By combining two different computational strategies, scientists have found that genes once thought bereft of coding potential actually give rise to small proteins. Already, hundreds of small proteins have been found to arise from long noncoding RNAs. Moreover, it appears that the proteins are functionally active.
The computational strategies involve bioinformatics tools called the ORFScore and micPDP. The ORFScore was developed in the laboratory of Antonio Giraldez, Ph.D., a professor at Yale University School of Medicine. This tool leverages the periodicity of ribosome movement on mRNA to define actively translated open reading frames (ORFs) by ribosome profiling. micPDP was developed by Nikolaus Rajewsky, Ph.D., and his colleagues at the Max-Delbrück Center and the Berlin Institute for Medical Systems Biology. This tool is a computational pipeline that identifies evolutionarily conserved micropeptides under negative selection across species.
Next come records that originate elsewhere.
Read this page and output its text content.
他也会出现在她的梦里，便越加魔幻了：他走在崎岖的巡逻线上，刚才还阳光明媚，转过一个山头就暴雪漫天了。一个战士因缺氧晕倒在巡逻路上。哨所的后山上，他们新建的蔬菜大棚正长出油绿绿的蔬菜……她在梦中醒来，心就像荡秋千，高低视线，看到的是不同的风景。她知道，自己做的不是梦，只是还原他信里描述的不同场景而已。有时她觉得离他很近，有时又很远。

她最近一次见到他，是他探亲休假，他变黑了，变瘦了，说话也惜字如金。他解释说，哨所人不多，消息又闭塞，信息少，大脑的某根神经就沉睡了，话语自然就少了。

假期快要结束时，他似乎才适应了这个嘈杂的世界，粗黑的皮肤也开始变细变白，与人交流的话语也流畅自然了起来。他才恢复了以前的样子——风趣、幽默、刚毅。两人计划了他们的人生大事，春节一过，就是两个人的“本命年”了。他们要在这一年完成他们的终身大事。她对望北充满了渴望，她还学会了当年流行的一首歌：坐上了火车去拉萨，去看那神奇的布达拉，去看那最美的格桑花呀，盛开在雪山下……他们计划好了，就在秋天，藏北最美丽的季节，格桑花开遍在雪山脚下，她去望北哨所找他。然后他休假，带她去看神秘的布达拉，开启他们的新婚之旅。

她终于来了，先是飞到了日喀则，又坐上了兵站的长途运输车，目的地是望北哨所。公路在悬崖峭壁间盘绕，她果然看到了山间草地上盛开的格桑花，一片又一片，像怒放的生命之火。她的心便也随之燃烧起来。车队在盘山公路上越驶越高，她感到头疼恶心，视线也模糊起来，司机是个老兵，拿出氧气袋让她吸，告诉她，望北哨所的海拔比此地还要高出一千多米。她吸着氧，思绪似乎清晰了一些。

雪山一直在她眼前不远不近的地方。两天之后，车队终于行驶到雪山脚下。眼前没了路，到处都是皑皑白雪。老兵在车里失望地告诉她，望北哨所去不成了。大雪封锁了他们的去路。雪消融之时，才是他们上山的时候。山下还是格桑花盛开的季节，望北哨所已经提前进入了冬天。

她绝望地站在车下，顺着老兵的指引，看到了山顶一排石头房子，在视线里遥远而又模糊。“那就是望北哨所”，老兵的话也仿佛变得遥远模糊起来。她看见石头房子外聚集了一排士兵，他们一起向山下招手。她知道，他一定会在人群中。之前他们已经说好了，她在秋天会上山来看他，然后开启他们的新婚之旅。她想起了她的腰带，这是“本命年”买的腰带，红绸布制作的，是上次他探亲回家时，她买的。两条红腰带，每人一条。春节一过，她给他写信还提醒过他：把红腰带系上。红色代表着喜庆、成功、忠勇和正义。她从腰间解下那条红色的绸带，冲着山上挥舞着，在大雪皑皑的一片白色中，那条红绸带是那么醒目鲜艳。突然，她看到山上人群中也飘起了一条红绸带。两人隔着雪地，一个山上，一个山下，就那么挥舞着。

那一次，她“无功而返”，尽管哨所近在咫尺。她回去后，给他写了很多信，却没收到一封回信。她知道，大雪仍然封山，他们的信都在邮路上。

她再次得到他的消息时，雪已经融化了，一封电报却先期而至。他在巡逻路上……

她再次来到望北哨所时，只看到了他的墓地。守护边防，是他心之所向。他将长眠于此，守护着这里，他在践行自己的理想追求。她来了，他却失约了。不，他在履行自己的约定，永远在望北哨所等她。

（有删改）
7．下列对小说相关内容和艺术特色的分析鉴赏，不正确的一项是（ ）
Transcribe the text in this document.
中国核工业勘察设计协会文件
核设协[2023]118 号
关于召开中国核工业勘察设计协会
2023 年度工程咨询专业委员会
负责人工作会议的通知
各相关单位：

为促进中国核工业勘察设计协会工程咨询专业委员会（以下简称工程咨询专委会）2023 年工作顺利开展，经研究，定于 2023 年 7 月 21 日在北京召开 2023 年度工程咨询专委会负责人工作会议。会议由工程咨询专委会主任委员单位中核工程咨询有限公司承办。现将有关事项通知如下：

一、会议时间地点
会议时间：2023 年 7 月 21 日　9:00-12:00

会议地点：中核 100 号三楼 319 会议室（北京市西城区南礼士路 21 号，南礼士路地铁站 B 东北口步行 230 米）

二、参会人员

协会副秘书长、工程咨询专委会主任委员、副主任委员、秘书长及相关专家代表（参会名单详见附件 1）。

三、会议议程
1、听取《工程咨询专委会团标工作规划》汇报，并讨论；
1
“micPDP revealed that the RNAs identified by ribosome profiling correspond to peptides that have been conserved over the course of evolution,” said Dr. Giraldez. “This strongly suggests that these genes encode proteins that have specific functions in these animals.”
The details of this work were described April 4 in The EMBO Journal, in an article entitled “Identification of small ORFs in vertebrates using ribosome footprinting and evolutionary conservation.” In this paper, the authors assert that “the combination of ORFscore and micPDP enable high-confidence prediction of many, small translated ORFs that were functionally not appreciated or previously annotated as large intergenic noncoding RNAs (lincRNAs).”
As noted by the authors, short peptides have emerged as important regulators of development and physiology, but their identification has been limited by their size. Still, examples of functionally active small peptides produced by long noncoding RNAs have started emerging in the scientific literature. The current study goes even further. In fact, it has significantly expanded the set of micropeptide-encoding vertebrate genes. “We have identified hundreds of open reading frames in the long noncoding RNAs of humans and zebrafish that may give rise to functional proteins.”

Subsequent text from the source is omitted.